De eerder genoemde voorbeelden laten de complexiteit van natuurrampen zien: één ramp veroorzaakt een kettingreactie van daaropvolgende crises. Zoals de bosbranden die voor enorme luchtverontreiniging zorgen en de orkaan die overstromingen en stroomuitval veroorzaakt. Maar de complexiteit wordt ook veroorzaakt door de toenemende mate waarin gebieden en sectoren met elkaar vervlochten zijn. Als één gebied of economische sector getroffen wordt, heeft dit vaak een domino-effect op andere gebieden en sectoren.
We zien deze complexiteit van rampen en crises ook in Nederland. De laatste paar jaren zijn we in de zomers regelmatig getroffen door hittegolven en extreme droogte, die op hun beurt grote invloed hebben op de maatschappij. Door deze droge zomers heeft de landbouwsector te kampen met oogstverliezen. Maar ook de binnenvaart lijdt schade, door lage waterstanden, waardoor schepen minder zwaar geladen kunnen worden. Dit had een tekort aan benzine bij pompstations in Nederland en Duitsland tot gevolg. Terwijl onze zomers heter en droger worden, voorspelt het KNMI in zijn klimaatscenario’s dat onze winters juist extreem nat gaan worden.

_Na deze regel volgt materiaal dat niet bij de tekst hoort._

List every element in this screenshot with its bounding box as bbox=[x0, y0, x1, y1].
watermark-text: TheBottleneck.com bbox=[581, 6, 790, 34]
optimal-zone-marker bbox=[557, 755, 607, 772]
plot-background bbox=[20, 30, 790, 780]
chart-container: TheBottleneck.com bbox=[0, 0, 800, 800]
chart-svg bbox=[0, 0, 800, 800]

De toenemende complexiteit van rampen creëert een enorme uitdaging voor beleidsmakers. Die complexiteit vraagt om maatregelen die inspelen op de uiteenlopende aspecten van verschillende natuurverschijnselen. In plaats van in de zomer maatregelen te nemen voor het beperken van de schade door droogte en in de winter maatregelen te nemen waarbij we proberen het overtollige water zo snel mogelijk af te voeren, moeten er integrale maatregelen ontwikkeld worden die zowel de zomerse droogte als de winterse natheid gezamenlijk in ogenschouw nemen.
Een ander belangrijk aspect is dat sommige maatregelen voor het verminderen van schade door één type natuurverschijnsel de schade door een ander natuurverschijnsel juist kunnen verergeren. Denk aan het bouwen van huizen op palen in Californië. Overstromingswater kan zo onder de woning door stromen. Californië wordt regelmatig opgeschikt door aardbevingen; woningen op palen zijn daarvoor nu kwetsbaarder.
Eerste stap
In verschillende recente internationale overeenkomsten, zoals die van de Verenigde Naties, wordt het belang benadrukt om wetenschappelijk onderzoek en het overheidsbeleid beter te laten inspelen op de complexiteit van natuurrampen. We moeten wegbewegen van de focus op het voorkomen of beperken van de schade door één natuurverschijnsel. Een belangrijke eerste stap is de erkenning dat natuurrampen geen op zichzelf staande gebeurtenissen zijn en dat er meer kennis nodig is over het samenspel van rampen die tegelijk of kort na elkaar gebeuren. Verder moeten we een beter inzicht krijgen in maatregelen die rekening houden met de verschillende types natuurrampen die een gebied of land kunnen raken.
Beleidsmakers van verschillende niveaus moeten beleid ontwikkelen in samenwerking met belanghebbenden en wetenschappers van verschillende disciplines. In regio’s die een hoog risico lopen om getroffen te worden door natuurverschijnselen, zoals droogte en overstromingen, moeten beleidsmakers op zoek naar integrale maatregelen. Risicomanagers en hulporganisaties richten zich vaak op de invloeden van een ramp op de korte termijn. In plaats daarvan is het beter rekening te houden met de langetermijneffecten van opeenvolgende natuurrampen, ook buiten een direct getroffen gebied. Dit kan in de toekomst bijdragen aan minder rampschade.
De auteur is assistent-professor multi-risk en verbonden aan het Instituut voor Milieuvraagstukken van de Vrije Universiteit Amsterdam. Zij promoveerde in september op het onderwerp van complexe natuurrampen.